[Spread-users] Optimizing inter-segment communication to reduce packets

Sat Feb 9 17:01:14 EST 2008

Jonathan Stanton wrote:
> I'm hope to have a more detailed discussion on friday as this 
> gets compilcated, but John definitely covered some of the basics.
>
> It is possible to do some optimizations on the message dissmemination
> and we have tried out some ideas before, but it's hard to keep the 
> guaranteed services and performance while not sending some of the messages to
> everyone.
>
> A few comments below:
>
> On Sun, Feb 03, 2008 at 10:44:32AM -0800, Jim Kleckner wrote:
>   
>> I'm creating a new thread to hold discussion about the
>> optimization discussed in two other threads.  I would like to
>> explore how to make the smallest change that gets the most "bang
>> for the buck" and doesn't violate messaging guarantees.
>>
>> Here are some questions/ideas on the topic:
>>
>> - Would it simplify the problem if we limit the optimization to
>> omit messages only if they are "payload" messages and require
>> all membership messages to be transmitted globally?
>> In mainstream use, the payload messages ought be significantly
>> more numerous than membership messages.
>>     
>
> Membership messages are generally small (and less frequent), but currently they use the
> same ordering service as other AGREED data messages so they appear
> like normal 'data' messages to the lower level send/routeing code. This could be changed.
>
> The tricky bits aren't really knowing when we can try to optimize the content removal, but
> in making sure in failure cases we can get the message bodies when we need them to correctly
> deliver the messages with the appropriate guarantees.
>
>   
>> - Having a reliable and complete view of all memberships might
>> permit you to know definitively whether there are no members
>> of a particular group in a given segment and allow you to
>> elide sending non-membership messages to that segment.
>>     
>
> Spread currently has a 2-level model internally -- groups are implemented at the
> top level and the lower level message-sending and routing code doesn't know anything about them. To it 
> there is only one group -- that of currently connected daemons. 
>   

This seems to be the crux of the issue.
The upper level might be able to compute a "list of segments" that have 
members for groups.
The lower level might ignore this based on the selected guarantee?

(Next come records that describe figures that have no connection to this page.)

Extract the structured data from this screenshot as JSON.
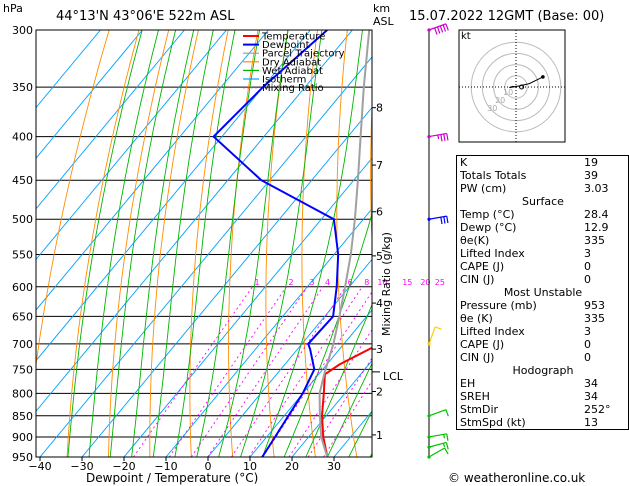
{
  "header": {
    "pressure_unit": "hPa",
    "location": "44°13'N  43°06'E  522m  ASL",
    "km_unit": "km",
    "asl": "ASL",
    "datetime": "15.07.2022  12GMT  (Base: 00)"
  },
  "legend": [
    "Temperature",
    "Dewpoint",
    "Parcel Trajectory",
    "Dry Adiabat",
    "Wet Adiabat",
    "Isotherm",
    "Mixing Ratio"
  ],
  "colors": {
    "temperature": "#ff0000",
    "dewpoint": "#0000ff",
    "parcel": "#a0a0a0",
    "dry_adiabat": "#ff8c00",
    "wet_adiabat": "#00b400",
    "isotherm": "#00a0ff",
    "mixing_ratio": "#ff00ff",
    "wind_upper": "#cc00cc",
    "wind_mid": "#0000ff",
    "wind_low": "#ffcc00",
    "wind_surface": "#00c000"
  },
  "mixing_ratio_label": "Mixing Ratio (g/kg)",
  "lcl_label": "LCL",
  "hodograph_label": "kt",
  "watermark": "© weatheronline.co.uk",
  "chart_data": {
    "type": "line",
    "xlabel": "Dewpoint / Temperature (°C)",
    "ylabel": "hPa",
    "pressure_levels": [
      300,
      350,
      400,
      450,
      500,
      550,
      600,
      650,
      700,
      750,
      800,
      850,
      900,
      950
    ],
    "temperature_ticks": [
      -40,
      -30,
      -20,
      -10,
      0,
      10,
      20,
      30
    ],
    "xlim": [
      -40,
      40
    ],
    "ylim": [
      950,
      300
    ],
    "altitude_km": [
      {
        "km": "8",
        "p": 370
      },
      {
        "km": "7",
        "p": 432
      },
      {
        "km": "6",
        "p": 490
      },
      {
        "km": "5",
        "p": 552
      },
      {
        "km": "4",
        "p": 627
      },
      {
        "km": "3",
        "p": 710
      },
      {
        "km": "2",
        "p": 796
      },
      {
        "km": "1",
        "p": 895
      }
    ],
    "lcl_pressure": 755,
    "mixing_ratio_values": [
      "1",
      "2",
      "3",
      "4",
      "6",
      "8",
      "10",
      "15",
      "20",
      "25"
    ],
    "series": [
      {
        "name": "Temperature",
        "points": [
          [
            950,
            28.4
          ],
          [
            900,
            23.5
          ],
          [
            850,
            19
          ],
          [
            800,
            15
          ],
          [
            760,
            11.5
          ],
          [
            740,
            13
          ],
          [
            700,
            18.5
          ],
          [
            650,
            15
          ],
          [
            600,
            10
          ],
          [
            550,
            5
          ],
          [
            500,
            -2
          ],
          [
            450,
            -8
          ],
          [
            400,
            -16
          ],
          [
            350,
            -24
          ]
        ]
      },
      {
        "name": "Dewpoint",
        "points": [
          [
            950,
            12.9
          ],
          [
            900,
            12
          ],
          [
            850,
            11
          ],
          [
            800,
            10
          ],
          [
            750,
            8
          ],
          [
            710,
            3
          ],
          [
            700,
            1.5
          ],
          [
            650,
            2
          ],
          [
            600,
            -3
          ],
          [
            550,
            -9
          ],
          [
            500,
            -17
          ],
          [
            450,
            -42
          ],
          [
            400,
            -62
          ],
          [
            350,
            -60
          ],
          [
            300,
            -56
          ]
        ]
      },
      {
        "name": "Parcel Trajectory",
        "points": [
          [
            950,
            28.4
          ],
          [
            900,
            23
          ],
          [
            850,
            18.5
          ],
          [
            800,
            14
          ],
          [
            755,
            11
          ],
          [
            700,
            7.5
          ],
          [
            650,
            3.5
          ],
          [
            600,
            -1
          ],
          [
            550,
            -6
          ],
          [
            500,
            -12
          ],
          [
            450,
            -19
          ],
          [
            400,
            -27
          ],
          [
            350,
            -36
          ],
          [
            300,
            -46
          ]
        ]
      }
    ]
  },
  "hodograph": {
    "rings": [
      10,
      20,
      30,
      40
    ],
    "ring_labels": [
      "10",
      "20",
      "30"
    ],
    "points": [
      [
        0,
        0
      ],
      [
        -3,
        0.5
      ],
      [
        -6,
        -0.5
      ],
      [
        3,
        1
      ],
      [
        12,
        3
      ],
      [
        24,
        9
      ]
    ],
    "storm_motion": [
      5,
      0
    ]
  },
  "wind_barbs": [
    {
      "p": 300,
      "group": "upper",
      "dir": 250,
      "spd": 50
    },
    {
      "p": 400,
      "group": "upper",
      "dir": 260,
      "spd": 35
    },
    {
      "p": 500,
      "group": "mid",
      "dir": 260,
      "spd": 30
    },
    {
      "p": 700,
      "group": "low",
      "dir": 200,
      "spd": 10
    },
    {
      "p": 850,
      "group": "surface",
      "dir": 250,
      "spd": 10
    },
    {
      "p": 900,
      "group": "surface",
      "dir": 260,
      "spd": 15
    },
    {
      "p": 925,
      "group": "surface",
      "dir": 255,
      "spd": 15
    },
    {
      "p": 950,
      "group": "surface",
      "dir": 240,
      "spd": 10
    }
  ],
  "indices": [
    {
      "type": "plain",
      "rows": [
        [
          "K",
          "19"
        ],
        [
          "Totals Totals",
          "39"
        ],
        [
          "PW (cm)",
          "3.03"
        ]
      ]
    },
    {
      "type": "section",
      "title": "Surface",
      "rows": [
        [
          "Temp (°C)",
          "28.4"
        ],
        [
          "Dewp (°C)",
          "12.9"
        ],
        [
          "θe(K)",
          "335"
        ],
        [
          "Lifted Index",
          "3"
        ],
        [
          "CAPE (J)",
          "0"
        ],
        [
          "CIN (J)",
          "0"
        ]
      ]
    },
    {
      "type": "section",
      "title": "Most Unstable",
      "rows": [
        [
          "Pressure (mb)",
          "953"
        ],
        [
          "θe (K)",
          "335"
        ],
        [
          "Lifted Index",
          "3"
        ],
        [
          "CAPE (J)",
          "0"
        ],
        [
          "CIN (J)",
          "0"
        ]
      ]
    },
    {
      "type": "section",
      "title": "Hodograph",
      "rows": [
        [
          "EH",
          "34"
        ],
        [
          "SREH",
          "34"
        ],
        [
          "StmDir",
          "252°"
        ],
        [
          "StmSpd (kt)",
          "13"
        ]
      ]
    }
  ]
}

>> - Would it simplify the optimization if we limited it to classes
>> of message with lesser guarantees?  What level of guarantee
>> causes the optimization to get very difficult?
>>     
>
> Good question. This is possible. 
>   

Is the UNRELIABLE_MESS case simple enough to implement?
UNRELIABLE_MESS could handle some useful applications.

One could structure an application manually to organize groups with 
different levels
of guarantee and even send the same message twice, one unreliable and 
the other reliable.

>> - Is there some strategic "weakening" of some type of guarantee
>> that would greatly simplify implementing the optimization?
>>     
>
> Good topic for a reserach paper or thesis :-)
>   

;-)

Another question is whether one could compose this at a higher 
application level.
What barriers exist to a single program connecting to two spread networks?

One could build an "active bridge" program that notices the memberships of
groups on both sides, computes the group-to-network/segment mapping,
and copies messages from one side to the other.  Each side works as today.

It doesn't address issues of guarantees at all though perhaps some coupling
of the server logic for accepting the message as delivered could depend on
the remote side being accepted.  This would probably be inefficient at best
and get hairy for the more stringent guarantees.

Just some thoughts.

Jim